I’m not deluding myself. There will be times when they’re slow or fail to update, when they don’t work the way I expect them to, or when I’m forced to work around them instead of with them. That still happens with phone, tablet, and computer software sometimes, of course, but I’m expecting it to happen more with the Apple Watch because it’s so new. Because we’re all — Apple, developers, and customers — going to need to learn what it really is and what it means.
Native apps will come, maybe extended or third-party watch faces, maybe with other things we’ve only begun to discuss. And one day the Apple Watch will go iPhone-free the way the iPhone went PC-free with iOS 5. (Yes, it took five years.)
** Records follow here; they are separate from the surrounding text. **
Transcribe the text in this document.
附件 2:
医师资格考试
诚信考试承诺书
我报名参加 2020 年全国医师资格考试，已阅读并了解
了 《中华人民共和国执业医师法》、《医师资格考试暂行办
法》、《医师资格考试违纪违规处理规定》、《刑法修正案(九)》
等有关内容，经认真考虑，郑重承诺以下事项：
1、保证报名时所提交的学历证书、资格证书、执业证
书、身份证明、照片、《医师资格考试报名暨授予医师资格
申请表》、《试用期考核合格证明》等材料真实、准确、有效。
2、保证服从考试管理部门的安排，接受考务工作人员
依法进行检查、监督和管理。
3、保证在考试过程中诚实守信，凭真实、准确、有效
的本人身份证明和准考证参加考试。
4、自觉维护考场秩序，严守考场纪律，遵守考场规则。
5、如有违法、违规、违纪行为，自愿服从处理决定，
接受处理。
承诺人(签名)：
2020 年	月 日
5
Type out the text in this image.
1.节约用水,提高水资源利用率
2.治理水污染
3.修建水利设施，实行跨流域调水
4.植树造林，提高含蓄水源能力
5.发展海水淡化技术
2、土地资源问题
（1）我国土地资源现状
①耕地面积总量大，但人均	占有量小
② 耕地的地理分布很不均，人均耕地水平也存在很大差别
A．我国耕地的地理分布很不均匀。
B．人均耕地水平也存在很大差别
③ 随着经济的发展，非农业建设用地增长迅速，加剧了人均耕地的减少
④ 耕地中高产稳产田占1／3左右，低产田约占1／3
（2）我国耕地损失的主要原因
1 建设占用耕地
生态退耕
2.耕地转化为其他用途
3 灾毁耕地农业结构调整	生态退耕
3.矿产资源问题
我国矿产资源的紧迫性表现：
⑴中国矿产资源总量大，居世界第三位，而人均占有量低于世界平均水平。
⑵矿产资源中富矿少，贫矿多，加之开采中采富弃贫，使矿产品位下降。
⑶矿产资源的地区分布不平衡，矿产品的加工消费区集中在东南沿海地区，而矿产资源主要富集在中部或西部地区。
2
For now, the apps that are on the Apple Watch – specifically 3rd party apps – are not client apps in the traditional sense. Where as the apps you have on your iPhone and iPad are developed specifically for that device, there are not currently any native Apple Watch apps. The 3rd party apps that are being discussed, shown and advertised are projections of the app from their iPhone counterpart. Developers have been given access to WatchKit – a framework from Apple that allows developers to code their iPhone apps so they can have a working extension of their app on the Apple’s newest device. There are going to be some limitations in current versions of Apple Watch apps but when Apple release an SDK for native Watch apps later this year, then Watch apps will then have the potential to be more powerful and delightful.
Apple is launching their watch conservatively, limiting the capabilities of the hardware for any number of reasons we can only speculate about—including battery life, software stability, or even their desire to train users and developers in best UX practices before enabling more options.
But the Apple Watch that will ship on day one won’t be the Apple Watch of fanboy mythos. It’s a severely limited piece of technology with UI that will feel dated. And there’s nothing that the world of developers can do to improve the platform or create some paradigm shift until Apple lets them.
With Apple announcing the date for this year’s upcoming annual WWDC conference, news of this native SDK for Apple Watch could well be announced then.